In this case, far from intimidating the agents with his phone as on other occasions, Arezana was arrested. “One of the police officers said I attacked him, but it had been days since he was injured,” he says. He has now been charged with physical harm, which he answered in addition to the beatings with another one for abuse of office and excessive use of force. “They managed to dislocate my shoulder and step on the floor on my handcuffs,” he says, pointing to the wounds that have been on his body for a week. “But I would do it again. I refuse to live in this corrupt system,” he adds.
As of November 2022, the Executive Secretariat’s crime data recorded more than 15,600 crimes committed by officers in Mexico. However, these figures do not reflect the reality of the country, according to Carime Nava Sadallah, the criminal lawyer handling the Rubén Arezana case. “Unfortunately, every citizen is very lazy to go to the prosecutor’s office because it takes them a long time or because the police don’t help them,” he admits.
Arezana and her attorney are working together on a citizen education project to monitor police in all Mexico City neighborhoods. “We want every community to have a RuAbagado,” says Arezana proudly as she prepares to audition. He qualifies that it’s not about “going on a police hunt,” but about giving citizens the tools to prevent them from being blackmailed by the agents. “We have constitutional articles that need to be enforced. Nobody should be disturbed if he doesn’t make mistakes. If not, it’s abuse of power,” he said.
Sadallah, who has experience in the prosecutor’s office, lowered the tone of the speech. “Police officers have the right to stop drivers if they see harassment.” That is, suspicious signs that a crime is being committed, such as tinted windows or speeding. It also points out that the existence of corruption is often encouraged by the victim of blackmail. “The citizen is holding out his hand to solve the matter on the spot with money so that he is not taken into custody. We’re more afraid of the police than of the robbers,” he regrets.

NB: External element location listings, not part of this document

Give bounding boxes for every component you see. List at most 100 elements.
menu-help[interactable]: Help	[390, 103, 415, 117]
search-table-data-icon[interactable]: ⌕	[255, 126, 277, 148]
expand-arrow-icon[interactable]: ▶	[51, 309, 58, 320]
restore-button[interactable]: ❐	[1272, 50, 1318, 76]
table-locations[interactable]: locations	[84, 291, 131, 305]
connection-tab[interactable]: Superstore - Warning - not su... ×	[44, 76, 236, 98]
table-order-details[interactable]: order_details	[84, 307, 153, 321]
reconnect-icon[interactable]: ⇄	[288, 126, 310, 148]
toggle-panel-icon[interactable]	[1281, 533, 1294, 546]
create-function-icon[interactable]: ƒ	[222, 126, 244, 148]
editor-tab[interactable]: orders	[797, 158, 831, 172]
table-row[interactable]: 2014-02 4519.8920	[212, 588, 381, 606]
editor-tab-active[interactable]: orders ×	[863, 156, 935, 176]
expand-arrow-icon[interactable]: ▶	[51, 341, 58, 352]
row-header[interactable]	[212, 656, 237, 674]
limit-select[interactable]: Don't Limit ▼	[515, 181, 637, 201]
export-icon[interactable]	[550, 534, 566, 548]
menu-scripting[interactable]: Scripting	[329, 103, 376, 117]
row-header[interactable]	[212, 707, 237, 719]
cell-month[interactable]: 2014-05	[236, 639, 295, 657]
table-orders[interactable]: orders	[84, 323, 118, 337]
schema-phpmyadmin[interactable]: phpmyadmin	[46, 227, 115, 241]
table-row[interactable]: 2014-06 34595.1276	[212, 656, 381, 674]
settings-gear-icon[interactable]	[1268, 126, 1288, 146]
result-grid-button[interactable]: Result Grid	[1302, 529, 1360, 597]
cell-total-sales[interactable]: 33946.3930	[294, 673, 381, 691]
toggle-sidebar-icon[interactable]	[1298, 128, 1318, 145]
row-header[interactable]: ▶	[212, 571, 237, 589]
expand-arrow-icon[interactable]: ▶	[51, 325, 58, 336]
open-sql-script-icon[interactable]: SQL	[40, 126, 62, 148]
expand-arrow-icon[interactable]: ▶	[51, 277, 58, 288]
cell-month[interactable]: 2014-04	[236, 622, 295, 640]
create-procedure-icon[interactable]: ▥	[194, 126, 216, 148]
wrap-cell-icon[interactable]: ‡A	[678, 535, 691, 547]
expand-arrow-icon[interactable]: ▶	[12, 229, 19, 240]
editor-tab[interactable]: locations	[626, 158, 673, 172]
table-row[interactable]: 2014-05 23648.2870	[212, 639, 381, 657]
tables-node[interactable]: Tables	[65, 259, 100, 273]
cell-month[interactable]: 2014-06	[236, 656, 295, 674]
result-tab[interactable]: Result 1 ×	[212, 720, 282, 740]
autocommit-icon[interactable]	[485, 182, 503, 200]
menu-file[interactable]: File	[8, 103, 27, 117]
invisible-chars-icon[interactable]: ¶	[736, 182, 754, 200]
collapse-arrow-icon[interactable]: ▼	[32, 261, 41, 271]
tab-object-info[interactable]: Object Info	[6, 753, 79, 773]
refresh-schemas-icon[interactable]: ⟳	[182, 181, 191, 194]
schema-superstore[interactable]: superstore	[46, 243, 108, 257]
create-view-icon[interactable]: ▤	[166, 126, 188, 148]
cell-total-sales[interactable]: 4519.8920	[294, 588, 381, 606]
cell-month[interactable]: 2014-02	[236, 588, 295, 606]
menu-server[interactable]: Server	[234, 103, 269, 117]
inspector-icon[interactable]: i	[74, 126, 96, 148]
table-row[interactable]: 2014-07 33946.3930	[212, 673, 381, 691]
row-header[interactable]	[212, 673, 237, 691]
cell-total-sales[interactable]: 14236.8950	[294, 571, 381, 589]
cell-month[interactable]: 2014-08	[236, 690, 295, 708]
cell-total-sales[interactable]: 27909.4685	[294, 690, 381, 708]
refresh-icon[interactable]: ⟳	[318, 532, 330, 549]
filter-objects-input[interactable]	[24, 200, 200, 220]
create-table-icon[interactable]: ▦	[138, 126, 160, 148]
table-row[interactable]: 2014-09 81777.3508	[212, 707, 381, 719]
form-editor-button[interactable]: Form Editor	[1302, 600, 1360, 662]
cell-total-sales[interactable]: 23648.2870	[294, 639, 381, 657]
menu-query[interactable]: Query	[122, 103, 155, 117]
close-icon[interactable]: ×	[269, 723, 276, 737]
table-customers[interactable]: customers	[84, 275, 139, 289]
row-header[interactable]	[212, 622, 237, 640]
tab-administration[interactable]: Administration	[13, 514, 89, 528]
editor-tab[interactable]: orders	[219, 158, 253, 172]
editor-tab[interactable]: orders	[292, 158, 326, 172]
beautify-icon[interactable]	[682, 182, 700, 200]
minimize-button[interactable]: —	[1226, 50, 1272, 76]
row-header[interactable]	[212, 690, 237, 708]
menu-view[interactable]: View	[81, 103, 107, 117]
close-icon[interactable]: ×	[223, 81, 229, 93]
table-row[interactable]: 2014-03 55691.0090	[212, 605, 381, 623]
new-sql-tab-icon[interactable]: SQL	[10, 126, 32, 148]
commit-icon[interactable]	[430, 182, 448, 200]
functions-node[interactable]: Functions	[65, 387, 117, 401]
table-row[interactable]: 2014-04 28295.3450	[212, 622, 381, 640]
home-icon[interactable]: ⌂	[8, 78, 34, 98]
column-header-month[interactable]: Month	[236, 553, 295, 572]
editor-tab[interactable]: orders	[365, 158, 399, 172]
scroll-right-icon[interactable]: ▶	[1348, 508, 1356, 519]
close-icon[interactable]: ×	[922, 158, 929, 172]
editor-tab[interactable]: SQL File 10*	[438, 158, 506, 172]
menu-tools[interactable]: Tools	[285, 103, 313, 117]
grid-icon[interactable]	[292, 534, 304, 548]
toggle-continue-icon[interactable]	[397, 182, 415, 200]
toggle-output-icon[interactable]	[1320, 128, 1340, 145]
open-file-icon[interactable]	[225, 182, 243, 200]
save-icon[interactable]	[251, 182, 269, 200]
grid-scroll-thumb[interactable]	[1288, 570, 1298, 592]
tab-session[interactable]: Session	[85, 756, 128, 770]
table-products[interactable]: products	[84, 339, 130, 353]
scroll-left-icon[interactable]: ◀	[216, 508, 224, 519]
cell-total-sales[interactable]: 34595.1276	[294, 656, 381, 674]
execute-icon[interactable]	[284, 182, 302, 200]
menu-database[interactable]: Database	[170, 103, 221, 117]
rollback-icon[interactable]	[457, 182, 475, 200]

The lawyer points out that the precarious work of public servants is partly at the root of the problem. “We don’t realize that we are accusing those below, the troops, and that they are demanding quotas,” he says. “The salaries are very low, they earn 10,000 pesos a month, they only give them 10 liters of gas for 12-hour shifts, and most of them pay for the ammunition out of their own pockets. If the work of the police, the military, the ministries is not dignified, what will happen then?” she asks resignedly.